Once the oil has heated up, toss in your artichoke hearts and move them continuously. We’re looking for a little bit of a brown color, but mostly just to heat them through.
Once heated, place in your olives, the remaining olive oil, a teaspoon of red pepper flakes, and squeeze half the lemon over the dish.
That’s it; you’re done! This dish is really tasty, quick, and extremely healthy.
Brussels sprouts with Bacon
I know; you’re probably thinking that bacon isn’t a “healthy” side dish. Well, we’re only going to use three or four slices, and they will be completely drained. Sure, it’s a little added fat, but it’s a healthy dish overall.
What you’ll need: A pound or two of Brussels sprouts; fresh basil; olive oil; bacon; red wine vinegar (or white wine, balsamic, whichever type you like); some garlic and a red onion.
To start this dish, boil a large pot of salted water on the stove. Now, you want to leave your sprouts whole for now and just toss them in. Let them cook for 7-10 minutes (until almost fork tender) before draining them and setting them aside.
While they’re cooking, you can slice up 3 to 4 slices of bacon and render it down over medium heat in a pan.

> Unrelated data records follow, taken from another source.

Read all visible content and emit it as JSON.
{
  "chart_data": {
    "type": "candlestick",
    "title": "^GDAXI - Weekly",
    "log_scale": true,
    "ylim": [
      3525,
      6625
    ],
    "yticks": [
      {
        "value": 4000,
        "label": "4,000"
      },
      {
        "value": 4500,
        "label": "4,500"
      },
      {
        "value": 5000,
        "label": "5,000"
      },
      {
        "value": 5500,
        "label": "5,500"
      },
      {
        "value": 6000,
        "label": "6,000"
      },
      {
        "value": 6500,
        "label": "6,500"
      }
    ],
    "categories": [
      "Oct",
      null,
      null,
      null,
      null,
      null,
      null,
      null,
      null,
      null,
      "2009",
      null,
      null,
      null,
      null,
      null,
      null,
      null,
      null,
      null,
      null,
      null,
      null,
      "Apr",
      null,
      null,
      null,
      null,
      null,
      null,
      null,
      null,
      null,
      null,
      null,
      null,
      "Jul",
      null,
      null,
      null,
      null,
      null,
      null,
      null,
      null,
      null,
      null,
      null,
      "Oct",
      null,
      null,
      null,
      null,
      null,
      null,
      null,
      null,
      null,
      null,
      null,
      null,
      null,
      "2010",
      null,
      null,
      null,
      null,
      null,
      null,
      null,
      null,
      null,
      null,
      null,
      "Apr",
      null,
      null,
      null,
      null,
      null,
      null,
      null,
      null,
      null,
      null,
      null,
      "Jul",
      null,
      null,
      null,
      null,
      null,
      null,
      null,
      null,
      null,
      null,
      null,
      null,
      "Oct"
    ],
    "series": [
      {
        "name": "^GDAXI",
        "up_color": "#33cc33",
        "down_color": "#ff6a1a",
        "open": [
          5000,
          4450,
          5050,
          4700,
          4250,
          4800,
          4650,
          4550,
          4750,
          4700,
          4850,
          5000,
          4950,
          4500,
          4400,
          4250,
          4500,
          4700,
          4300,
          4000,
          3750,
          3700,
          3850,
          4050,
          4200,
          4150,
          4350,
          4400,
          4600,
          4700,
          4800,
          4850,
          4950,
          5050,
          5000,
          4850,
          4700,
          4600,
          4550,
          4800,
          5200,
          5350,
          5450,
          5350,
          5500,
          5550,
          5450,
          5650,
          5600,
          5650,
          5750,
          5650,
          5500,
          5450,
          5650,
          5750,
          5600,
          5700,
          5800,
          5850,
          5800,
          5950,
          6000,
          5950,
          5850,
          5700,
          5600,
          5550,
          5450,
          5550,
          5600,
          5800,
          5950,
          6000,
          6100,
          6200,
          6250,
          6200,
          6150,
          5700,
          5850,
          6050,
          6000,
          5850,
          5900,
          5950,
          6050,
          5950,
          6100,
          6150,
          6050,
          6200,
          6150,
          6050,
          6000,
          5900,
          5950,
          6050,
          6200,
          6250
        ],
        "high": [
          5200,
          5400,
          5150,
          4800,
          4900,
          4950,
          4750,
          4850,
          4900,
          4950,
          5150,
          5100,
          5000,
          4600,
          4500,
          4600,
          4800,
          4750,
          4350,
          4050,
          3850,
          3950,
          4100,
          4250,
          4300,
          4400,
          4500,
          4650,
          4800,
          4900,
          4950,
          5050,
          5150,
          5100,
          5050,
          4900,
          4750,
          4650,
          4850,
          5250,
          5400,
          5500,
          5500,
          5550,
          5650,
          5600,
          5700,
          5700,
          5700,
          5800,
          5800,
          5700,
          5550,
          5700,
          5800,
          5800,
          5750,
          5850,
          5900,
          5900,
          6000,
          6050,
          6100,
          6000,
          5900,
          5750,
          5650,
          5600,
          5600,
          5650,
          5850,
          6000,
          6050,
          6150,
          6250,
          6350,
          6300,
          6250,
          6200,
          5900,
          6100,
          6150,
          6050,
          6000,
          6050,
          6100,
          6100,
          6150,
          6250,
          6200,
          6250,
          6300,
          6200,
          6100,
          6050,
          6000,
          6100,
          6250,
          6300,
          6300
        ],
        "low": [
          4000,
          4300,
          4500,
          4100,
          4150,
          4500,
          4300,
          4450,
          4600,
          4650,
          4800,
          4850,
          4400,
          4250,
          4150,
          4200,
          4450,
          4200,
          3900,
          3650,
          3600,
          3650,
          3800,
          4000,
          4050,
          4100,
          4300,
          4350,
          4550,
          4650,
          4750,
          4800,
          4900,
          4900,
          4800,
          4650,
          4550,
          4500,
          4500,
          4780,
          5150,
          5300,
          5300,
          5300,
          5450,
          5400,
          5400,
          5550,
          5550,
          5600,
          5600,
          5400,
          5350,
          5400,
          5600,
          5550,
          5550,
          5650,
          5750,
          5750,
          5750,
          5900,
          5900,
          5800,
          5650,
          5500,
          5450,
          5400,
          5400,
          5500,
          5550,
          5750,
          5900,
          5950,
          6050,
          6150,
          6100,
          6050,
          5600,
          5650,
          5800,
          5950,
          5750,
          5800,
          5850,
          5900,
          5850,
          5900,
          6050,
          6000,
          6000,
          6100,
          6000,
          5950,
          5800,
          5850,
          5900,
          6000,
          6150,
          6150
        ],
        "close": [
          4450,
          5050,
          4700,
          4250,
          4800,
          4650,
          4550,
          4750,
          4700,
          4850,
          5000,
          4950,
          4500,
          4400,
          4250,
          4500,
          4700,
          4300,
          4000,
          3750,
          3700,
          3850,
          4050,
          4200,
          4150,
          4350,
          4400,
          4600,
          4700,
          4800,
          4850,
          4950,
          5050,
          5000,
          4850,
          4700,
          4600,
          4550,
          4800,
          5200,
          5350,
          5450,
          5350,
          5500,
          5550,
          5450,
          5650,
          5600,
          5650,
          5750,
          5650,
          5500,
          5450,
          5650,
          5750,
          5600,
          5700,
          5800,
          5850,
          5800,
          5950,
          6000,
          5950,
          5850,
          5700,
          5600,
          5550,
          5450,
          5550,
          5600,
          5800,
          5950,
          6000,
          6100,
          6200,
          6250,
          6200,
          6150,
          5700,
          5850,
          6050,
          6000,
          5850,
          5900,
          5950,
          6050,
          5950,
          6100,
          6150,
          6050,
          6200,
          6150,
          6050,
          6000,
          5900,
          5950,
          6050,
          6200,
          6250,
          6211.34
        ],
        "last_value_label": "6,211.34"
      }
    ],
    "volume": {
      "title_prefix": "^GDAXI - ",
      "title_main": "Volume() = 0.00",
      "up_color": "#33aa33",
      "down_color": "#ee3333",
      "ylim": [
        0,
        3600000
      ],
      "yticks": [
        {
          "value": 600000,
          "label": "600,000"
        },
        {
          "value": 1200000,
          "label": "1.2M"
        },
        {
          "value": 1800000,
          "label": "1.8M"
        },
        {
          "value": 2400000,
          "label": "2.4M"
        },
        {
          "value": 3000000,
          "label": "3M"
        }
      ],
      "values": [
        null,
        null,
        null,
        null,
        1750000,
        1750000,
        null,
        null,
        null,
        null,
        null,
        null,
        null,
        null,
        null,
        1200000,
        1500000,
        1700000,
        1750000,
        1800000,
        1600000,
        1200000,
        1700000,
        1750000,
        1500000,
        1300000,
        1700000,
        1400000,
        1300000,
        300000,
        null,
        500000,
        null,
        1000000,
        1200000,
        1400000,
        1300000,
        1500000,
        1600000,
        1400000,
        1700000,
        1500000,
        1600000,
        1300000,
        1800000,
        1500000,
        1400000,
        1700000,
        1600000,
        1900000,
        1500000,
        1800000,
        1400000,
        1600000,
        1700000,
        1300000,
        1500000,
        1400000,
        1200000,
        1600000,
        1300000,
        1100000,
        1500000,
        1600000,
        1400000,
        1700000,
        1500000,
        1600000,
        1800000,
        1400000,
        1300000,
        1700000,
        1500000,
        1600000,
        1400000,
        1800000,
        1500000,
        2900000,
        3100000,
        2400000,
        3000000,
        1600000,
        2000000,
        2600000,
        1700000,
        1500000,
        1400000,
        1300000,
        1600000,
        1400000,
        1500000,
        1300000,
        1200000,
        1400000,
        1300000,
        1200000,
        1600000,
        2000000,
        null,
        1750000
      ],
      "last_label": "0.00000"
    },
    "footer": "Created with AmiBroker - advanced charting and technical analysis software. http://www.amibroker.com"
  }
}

Discard all the fat drippings and drain the bacon on some paper towels and set aside.
After the bacon is cooked, add a few tablespoons of olive oil to the pan and finely chop 2 tablespoons of garlic and half the red onion and add to the pan with a sprinkling of salt. You want to sweat these veggies down until they’re almost translucent. It should take around 5 minutes.
While these veggies are cooking, carefully slice your sprouts in half and put them into an unbuttered, ungreased baking dish.
When your veggies are soft, add in 1/3 cup olive oil and ¼ cup vinegar. Next, take the drained and cooled bacon and crumble it overtop the onion, garlic and oil mixture. Once it’s combined, pour it over the sprouts in the baking dish. Mix it around some so all the sprouts are coated, and then cover and bake for 20 minutes at 350.
This low-fat dish is really healthy and exploding with flavors and textures. It perfectly complements a holiday roast beef and is a guilt-free way to enjoy the holidays.
As you can tell, both of these dishes use olive oil to pack in a lot of flavor. This is a great way to eliminate some bad oils from your diet during the holiday season and to add in some monounsaturated fats.
Take it easy on the salt for these dishes and remember to always eat in moderation, even if it is a healthy dish.